This month I am doing something very different, and very rewarding. Palliative medicine. Most people get a glassy “What?” look to this term. Palliative literally means “Relieving or soothing the symptoms of a disease or disorder without effecting a cure” It is simply end of life care.
Friday was my first day on this service and it was a very full day. I was involved in two cases in the ICU of patients who were being taken off life support. One 80 year old woman was very alert and awake, but wanted to be off the breathing tube, knowing it meant her ultimate death. With her 4 grown children and grandchildren around we completed the process of taking the respirator away. She had a few hours to say goodbye to loved ones before she passed.
During the second pt’s extubation there was a stat page overhead to the oncology unit for our team. This was very unusual and unexpected. The palliative care nurse and I went rushing up to the oncology floor to the room with all the action. A crowd was gathered outside. We opened the door, not sure what to expect. The room was very dark, just a small light from the sink area. A young woman in her 40’s was lying in bed, unconscious. Her children surrounded the bed. A young blond 6 year old on his 13 year old sister’s lap, and both sat clasping mom’s right hand. Another young 9 year old boy sat on the bed grasping the left hand. Around the bed were about a dozen friends and family. The room was quit except for small sobs from the kids and the occasional gasping breath from the dying mother. In an instant I understood she was close to death.
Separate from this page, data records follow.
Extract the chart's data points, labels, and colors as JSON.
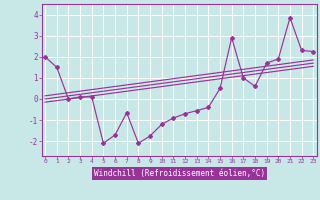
{
  "x": [
    0,
    1,
    2,
    3,
    4,
    5,
    6,
    7,
    8,
    9,
    10,
    11,
    12,
    13,
    14,
    15,
    16,
    17,
    18,
    19,
    20,
    21,
    22,
    23
  ],
  "y_main": [
    2.0,
    1.5,
    0.0,
    0.1,
    0.1,
    -2.1,
    -1.7,
    -0.65,
    -2.1,
    -1.75,
    -1.2,
    -0.9,
    -0.7,
    -0.55,
    -0.4,
    0.5,
    2.9,
    1.0,
    0.6,
    1.7,
    1.9,
    3.85,
    2.3,
    2.25
  ],
  "line_color": "#993399",
  "bg_color": "#c8e8e8",
  "xlabel_bg": "#993399",
  "grid_color": "#b0d8d8",
  "xlabel": "Windchill (Refroidissement éolien,°C)",
  "yticks": [
    -2,
    -1,
    0,
    1,
    2,
    3,
    4
  ],
  "xticks": [
    0,
    1,
    2,
    3,
    4,
    5,
    6,
    7,
    8,
    9,
    10,
    11,
    12,
    13,
    14,
    15,
    16,
    17,
    18,
    19,
    20,
    21,
    22,
    23
  ],
  "ylim": [
    -2.7,
    4.5
  ],
  "xlim": [
    -0.3,
    23.3
  ],
  "reg_lines": [
    {
      "x0": 0,
      "y0": -0.15,
      "x1": 23,
      "y1": 1.55
    },
    {
      "x0": 0,
      "y0": 0.0,
      "x1": 23,
      "y1": 1.7
    },
    {
      "x0": 0,
      "y0": 0.15,
      "x1": 23,
      "y1": 1.85
    }
  ]
}
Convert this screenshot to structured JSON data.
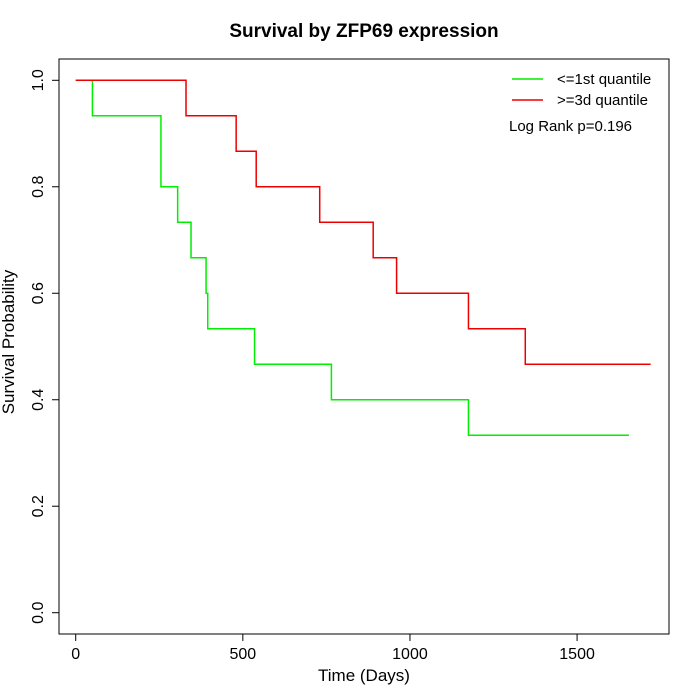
{
  "chart_data": {
    "type": "line",
    "title": "Survival by ZFP69 expression",
    "xlabel": "Time (Days)",
    "ylabel": "Survival Probability",
    "xlim": [
      -50,
      1775
    ],
    "ylim": [
      -0.04,
      1.04
    ],
    "xticks": [
      0,
      500,
      1000,
      1500
    ],
    "yticks": [
      0.0,
      0.2,
      0.4,
      0.6,
      0.8,
      1.0
    ],
    "xtick_labels": [
      "0",
      "500",
      "1000",
      "1500"
    ],
    "ytick_labels": [
      "0.0",
      "0.2",
      "0.4",
      "0.6",
      "0.8",
      "1.0"
    ],
    "grid": false,
    "legend_position": "top-right",
    "annotation": "Log Rank p=0.196",
    "series": [
      {
        "name": "<=1st quantile",
        "color": "#00ee00",
        "step_times": [
          0,
          50,
          255,
          305,
          345,
          390,
          395,
          535,
          765,
          1175,
          1655
        ],
        "step_values": [
          1.0,
          0.9333,
          0.8,
          0.7333,
          0.6667,
          0.6,
          0.5333,
          0.4667,
          0.4,
          0.3333,
          0.3333
        ]
      },
      {
        "name": ">=3d quantile",
        "color": "#ee0000",
        "step_times": [
          0,
          330,
          480,
          540,
          730,
          890,
          960,
          1175,
          1345,
          1720
        ],
        "step_values": [
          1.0,
          0.9333,
          0.8667,
          0.8,
          0.7333,
          0.6667,
          0.6,
          0.5333,
          0.4667,
          0.4667
        ]
      }
    ]
  }
}
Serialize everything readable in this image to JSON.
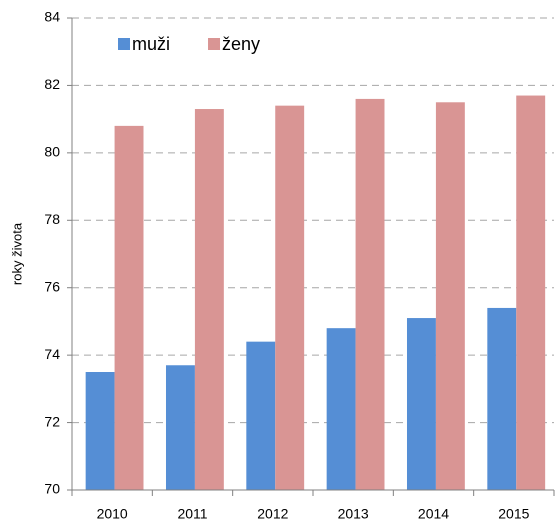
{
  "chart_data": {
    "type": "bar",
    "y_label": "roky života",
    "categories": [
      "2010",
      "2011",
      "2012",
      "2013",
      "2014",
      "2015"
    ],
    "series": [
      {
        "name": "muži",
        "color": "#558ed5",
        "values": [
          73.5,
          73.7,
          74.4,
          74.8,
          75.1,
          75.4
        ]
      },
      {
        "name": "ženy",
        "color": "#d99594",
        "values": [
          80.8,
          81.3,
          81.4,
          81.6,
          81.5,
          81.7
        ]
      }
    ],
    "ylim": [
      70,
      84
    ],
    "yticks": [
      70,
      72,
      74,
      76,
      78,
      80,
      82,
      84
    ],
    "grid": true,
    "legend": "top-left"
  }
}
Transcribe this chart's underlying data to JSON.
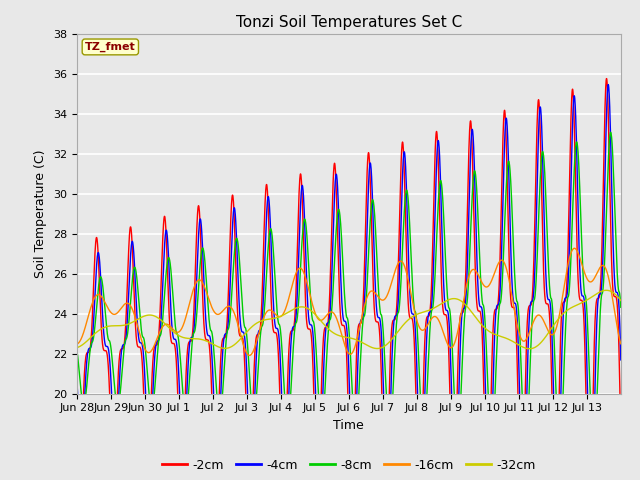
{
  "title": "Tonzi Soil Temperatures Set C",
  "xlabel": "Time",
  "ylabel": "Soil Temperature (C)",
  "ylim": [
    20,
    38
  ],
  "annotation": "TZ_fmet",
  "annotation_color": "#8B0000",
  "annotation_bg": "#FFFFCC",
  "series_labels": [
    "-2cm",
    "-4cm",
    "-8cm",
    "-16cm",
    "-32cm"
  ],
  "series_colors": [
    "#FF0000",
    "#0000FF",
    "#00CC00",
    "#FF8800",
    "#CCCC00"
  ],
  "background_color": "#E8E8E8",
  "plot_bg": "#E8E8E8",
  "grid_color": "#FFFFFF",
  "xtick_labels": [
    "Jun 28",
    "Jun 29",
    "Jun 30",
    "Jul 1",
    "Jul 2",
    "Jul 3",
    "Jul 4",
    "Jul 5",
    "Jul 6",
    "Jul 7",
    "Jul 8",
    "Jul 9",
    "Jul 10",
    "Jul 11",
    "Jul 12",
    "Jul 13"
  ],
  "n_days": 16,
  "samples_per_day": 144
}
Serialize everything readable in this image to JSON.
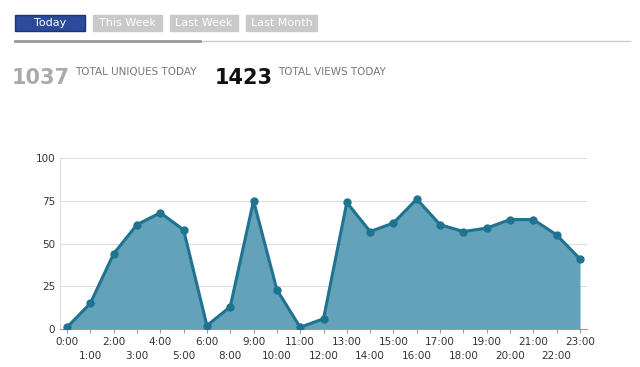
{
  "tabs": {
    "items": [
      "Today",
      "This Week",
      "Last Week",
      "Last Month"
    ],
    "selected": "Today"
  },
  "stats": [
    {
      "value": 1037,
      "label": "TOTAL UNIQUES TODAY"
    },
    {
      "value": 1423,
      "label": "TOTAL VIEWS TODAY"
    }
  ],
  "chart_data": {
    "type": "area",
    "categories": [
      "0:00",
      "1:00",
      "2:00",
      "3:00",
      "4:00",
      "5:00",
      "6:00",
      "8:00",
      "9:00",
      "10:00",
      "11:00",
      "12:00",
      "13:00",
      "14:00",
      "15:00",
      "16:00",
      "17:00",
      "18:00",
      "19:00",
      "20:00",
      "21:00",
      "22:00",
      "23:00"
    ],
    "values": [
      1,
      15,
      44,
      61,
      68,
      58,
      2,
      13,
      75,
      23,
      1,
      6,
      74,
      57,
      62,
      76,
      61,
      57,
      59,
      64,
      64,
      55,
      41
    ],
    "color": "#1f7391",
    "marker": "circle",
    "ylim": [
      0,
      100
    ],
    "yticks": [
      0,
      25,
      50,
      75,
      100
    ],
    "grid": true
  }
}
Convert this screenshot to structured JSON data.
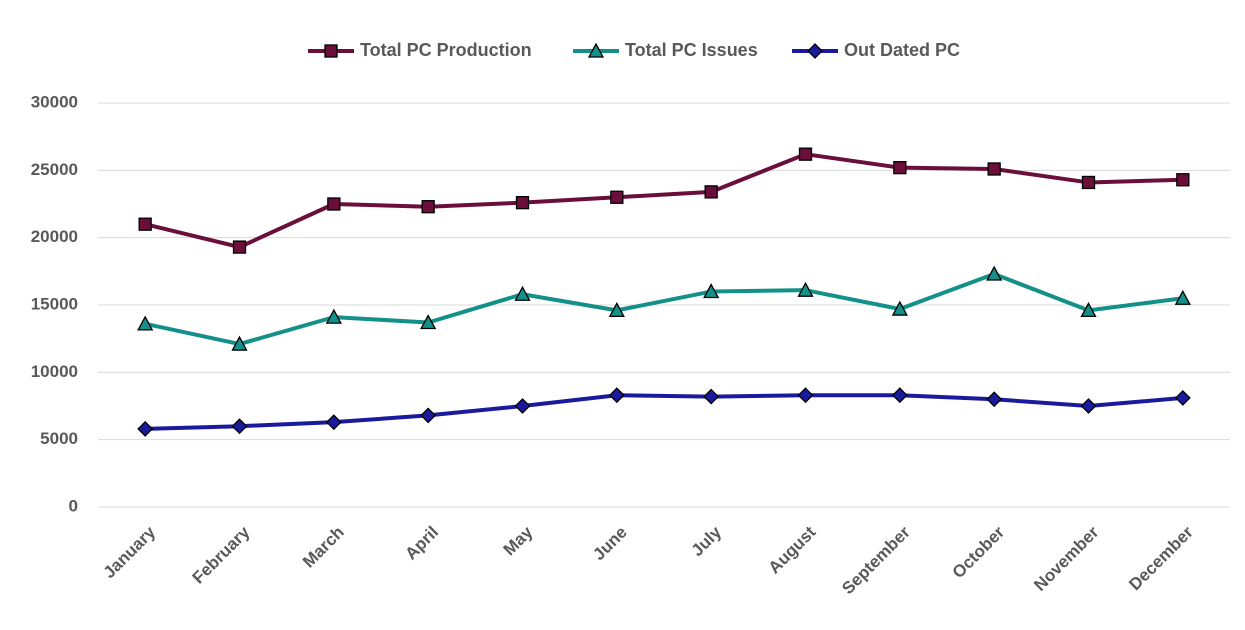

The nurse shuttled us outside to whisper why we were stat paged to this room. “she’s likely to die any minute, and her kids suddenly thought they’d like to have a plaster mold of their mom’s hand to keep”. The palliative nurse nodded her head and said she had it taken care of, to just giver her a minute. She rushed off, and I went back in the room. The space between breaths was lengthening. The silence would often be pierced with the daughter shouting- “breath mom, c’mon, take another breath”. At one agonizing moment even the dying woman’s sister pitched in “You breath now sister, please, breath”. In no time the molds were there, and one by one we had each child take their mother’s hand and press it into the mold. While they did this, we told them how much their mother loved them and had them tell her goodbye. We stepped out to let them have the last moments alone, and solidified the hand print, something they can have with them always.
Although I was near and involved in 3 people’s deaths that first day, it was a very fulfilling day. Traditionally we as doctors have done well with making the process of coming into the world better. Of course the process of living is always being improved upon…it’s high time we look to the end, and attempt to make it as meaningful and comfortable as possible too!